Sample weighting to alter likelihood of samples¶
BatchUp defines samplers that are used to generate the indices of samples that should be combined to form
a mini-batch. They are defined in the sampling
module.
When constructing a data source (e.g. ArrayDataSource
) you can provide a sampler
that will control how the samples are selected.
Buy default one of the standard samplers (StandardSampler
or SubsetSampler
)
will be constructed if you don’t provide one.
Contents
The weighted sampler¶
If you want some samples to be drawn more frequently than others, construct a WeightedSampler
and pass
it as the sampler argument to the py:class:.ArrayDataSource constructor. In the example the per-sample
weights are stored in train_w
.
from batchup import sampling
sampler = sampling.WeightedSampler(weights=train_w)
ds = data_source.ArrayDataSource([train_X, train_y], sampler=sampler)
# Drawing batches of 64 elements in random order
for (batch_X, batch_y) in ds.batch_iterator(
batch_size=64, shuffle=np.random.RandomState(12345)):
# Processes batches here...
Note that in-order is NOT supported when using WeightedSampler
, so shuffle
cannot be False
or None
.
To draw from a subset of the dataset, use WeightedSubsetSampler
:
from batchup import sampling
# NOTE that the weights parameter is called `sub_weights` (rather
# than `weights`) and that it must have the same length as `indices`.
sampler = sampling.WeightedSubsetSampler(sub_weights=train_w[subset_a],
indices=subset_a)
ds = data_source.ArrayDataSource([train_X, train_y], sampler=sampler)
# Drawing batches of 64 elements in random order
for (batch_X, batch_y) in ds.batch_iterator(
batch_size=64, shuffle=np.random.RandomState(12345)):
# Processes batches here...
Counteracting class imbalance¶
An alternate constructor method WeightedSampler.class_balancing_sampler()
is available to construct
a weighted sampler to compensate for class imbalance:
# Construct the sampler; NOTE that the `n_classes` argument
# is *optional*
sampler = sampling.WeightedSampler.class_balancing_sampler(
y=train_y, n_classes=train_y.max() + 1)
ds = data_source.ArrayDataSource([train_X, train_y], sampler=sampler)

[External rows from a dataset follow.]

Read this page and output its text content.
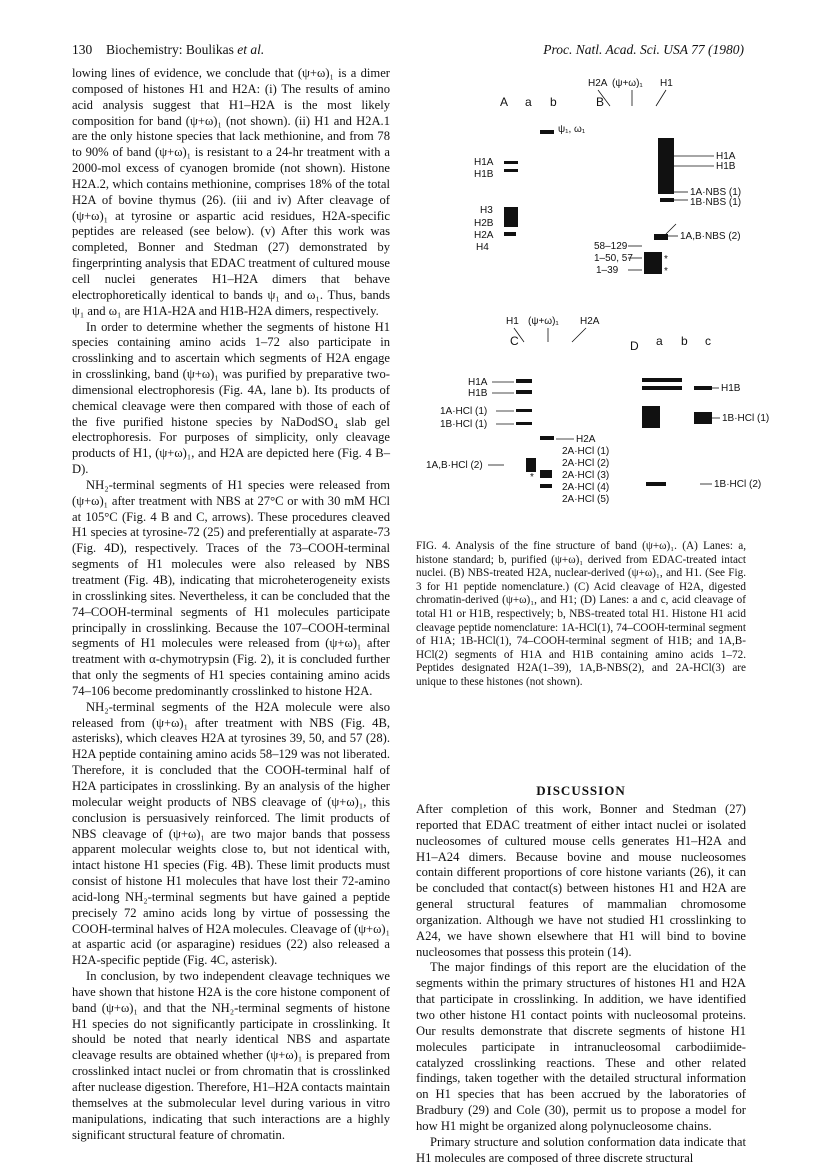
130 Biochemistry: Boulikas et al.	Proc. Natl. Acad. Sci. USA 77 (1980)

lowing lines of evidence, we conclude that (ψ+ω)₁ is a dimer composed of histones H1 and H2A: (i) The results of amino acid analysis suggest that H1–H2A is the most likely composition for band (ψ+ω)₁ (not shown). (ii) H1 and H2A.1 are the only histone species that lack methionine, and from 78 to 90% of band (ψ+ω)₁ is resistant to a 24-hr treatment with a 2000-mol excess of cyanogen bromide (not shown). Histone H2A.2, which contains methionine, comprises 18% of the total H2A of bovine thymus (26). (iii and iv) After cleavage of (ψ+ω)₁ at tyrosine or aspartic acid residues, H2A-specific peptides are released (see below). (v) After this work was completed, Bonner and Stedman (27) demonstrated by fingerprinting analysis that EDAC treatment of cultured mouse cell nuclei generates H1–H2A dimers that behave electrophoretically identical to bands ψ₁ and ω₁. Thus, bands ψ₁ and ω₁ are H1A-H2A and H1B-H2A dimers, respectively.

In order to determine whether the segments of histone H1 species containing amino acids 1–72 also participate in crosslinking and to ascertain which segments of H2A engage in crosslinking, band (ψ+ω)₁ was purified by preparative two-dimensional electrophoresis (Fig. 4A, lane b). Its products of chemical cleavage were then compared with those of each of the five purified histone species by NaDodSO₄ slab gel electrophoresis. For purposes of simplicity, only cleavage products of H1, (ψ+ω)₁, and H2A are depicted here (Fig. 4 B–D).

NH₂-terminal segments of H1 species were released from (ψ+ω)₁ after treatment with NBS at 27°C or with 30 mM HCl at 105°C (Fig. 4 B and C, arrows). These procedures cleaved H1 species at tyrosine-72 (25) and preferentially at asparate-73 (Fig. 4D), respectively. Traces of the 73–COOH-terminal segments of H1 molecules were also released by NBS treatment (Fig. 4B), indicating that microheterogeneity exists in crosslinking sites. Nevertheless, it can be concluded that the 74–COOH-terminal segments of H1 molecules participate principally in crosslinking. Because the 107–COOH-terminal segments of H1 molecules were released from (ψ+ω)₁ after treatment with α-chymotrypsin (Fig. 2), it is concluded further that only the segments of H1 species containing amino acids 74–106 become predominantly crosslinked to histone H2A.

NH₂-terminal segments of the H2A molecule were also released from (ψ+ω)₁ after treatment with NBS (Fig. 4B, asterisks), which cleaves H2A at tyrosines 39, 50, and 57 (28). H2A peptide containing amino acids 58–129 was not liberated. Therefore, it is concluded that the COOH-terminal half of H2A participates in crosslinking. By an analysis of the higher molecular weight products of NBS cleavage of (ψ+ω)₁, this conclusion is persuasively reinforced. The limit products of NBS cleavage of (ψ+ω)₁ are two major bands that possess apparent molecular weights close to, but not identical with, intact histone H1 species (Fig. 4B). These limit products must consist of histone H1 molecules that have lost their 72-amino acid-long NH₂-terminal segments but have gained a peptide precisely 72 amino acids long by virtue of possessing the COOH-terminal halves of H2A molecules. Cleavage of (ψ+ω)₁ at aspartic acid (or asparagine) residues (22) also released a H2A-specific peptide (Fig. 4C, asterisk).

In conclusion, by two independent cleavage techniques we have shown that histone H2A is the core histone component of band (ψ+ω)₁ and that the NH₂-terminal segments of histone H1 species do not significantly participate in crosslinking. It should be noted that nearly identical NBS and aspartate cleavage results are obtained whether (ψ+ω)₁ is prepared from crosslinked intact nuclei or from chromatin that is crosslinked after nuclease digestion. Therefore, H1–H2A contacts maintain themselves at the submolecular level during various in vitro manipulations, indicating that such interactions are a highly significant structural feature of chromatin.

A a b
ψ₁, ω₁
H1A
H1B
H3
H2B
H2A
H4
H2A (ψ+ω)₁ H1
B
H1A
H1B
1A·NBS (1)
1B·NBS (1)
1A,B·NBS (2)
58–129
1–50, 57
1–39
*
*
H1 (ψ+ω)₁ H2A
C
H1A
H1B
1A·HCl (1)
1B·HCl (1)
1A,B·HCl (2)
H2A
2A·HCl (1)
2A·HCl (2)
2A·HCl (3)
2A·HCl (4)
2A·HCl (5)
*
D a b c
H1B
1B·HCl (1)
1B·HCl (2)
FIG. 4. Analysis of the fine structure of band (ψ+ω)₁. (A) Lanes: a, histone standard; b, purified (ψ+ω)₁ derived from EDAC-treated intact nuclei. (B) NBS-treated H2A, nuclear-derived (ψ+ω)₁, and H1. (See Fig. 3 for H1 peptide nomenclature.) (C) Acid cleavage of H2A, digested chromatin-derived (ψ+ω)₁, and H1; (D) Lanes: a and c, acid cleavage of total H1 or H1B, respectively; b, NBS-treated total H1. Histone H1 acid cleavage peptide nomenclature: 1A-HCl(1), 74–COOH-terminal segment of H1A; 1B-HCl(1), 74–COOH-terminal segment of H1B; and 1A,B-HCl(2) segments of H1A and H1B containing amino acids 1–72. Peptides designated H2A(1–39), 1A,B-NBS(2), and 2A-HCl(3) are unique to these histones (not shown).
DISCUSSION

After completion of this work, Bonner and Stedman (27) reported that EDAC treatment of either intact nuclei or isolated nucleosomes of cultured mouse cells generates H1–H2A and H1–A24 dimers. Because bovine and mouse nucleosomes contain different proportions of core histone variants (26), it can be concluded that contact(s) between histones H1 and H2A are general structural features of mammalian chromosome organization. Although we have not studied H1 crosslinking to A24, we have shown elsewhere that H1 will bind to bovine nucleosomes that possess this protein (14).

The major findings of this report are the elucidation of the segments within the primary structures of histones H1 and H2A that participate in crosslinking. In addition, we have identified two other histone H1 contact points with nucleosomal proteins. Our results demonstrate that discrete segments of histone H1 molecules participate in intranucleosomal carbodiimide-catalyzed crosslinking reactions. These and other related findings, taken together with the detailed structural information on H1 species that has been accrued by the laboratories of Bradbury (29) and Cole (30), permit us to propose a model for how H1 might be organized along polynucleosome chains.

Primary structure and solution conformation data indicate that H1 molecules are composed of three discrete structural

# Drawing batches of 64 elements in random order
for (batch_X, batch_y) in ds.batch_iterator(
batch_size=64, shuffle=np.random.RandomState(12345)):
# Processes batches here...
The WeightedSampler.class_balancing_sample_weights()
helper method constructs an array of sample
weights in case you wish to modify the weights first:
weights = sampling.WeightedSampler.class_balancing_sample_weights(
y=train_y, n_classes=train_y.max() + 1)
# Assume `modify_weights` is defined above
weights = modify_weights(weights)
# Construct the sampler and the data source
sampler = sampling.WeightedSampler(weights=weights)
ds = data_source.ArrayDataSource([train_X, train_y], sampler=sampler)
# Drawing batches of 64 elements in random order
for (batch_X, batch_y) in ds.batch_iterator(
batch_size=64, shuffle=np.random.RandomState(12345)):
# Processes batches here...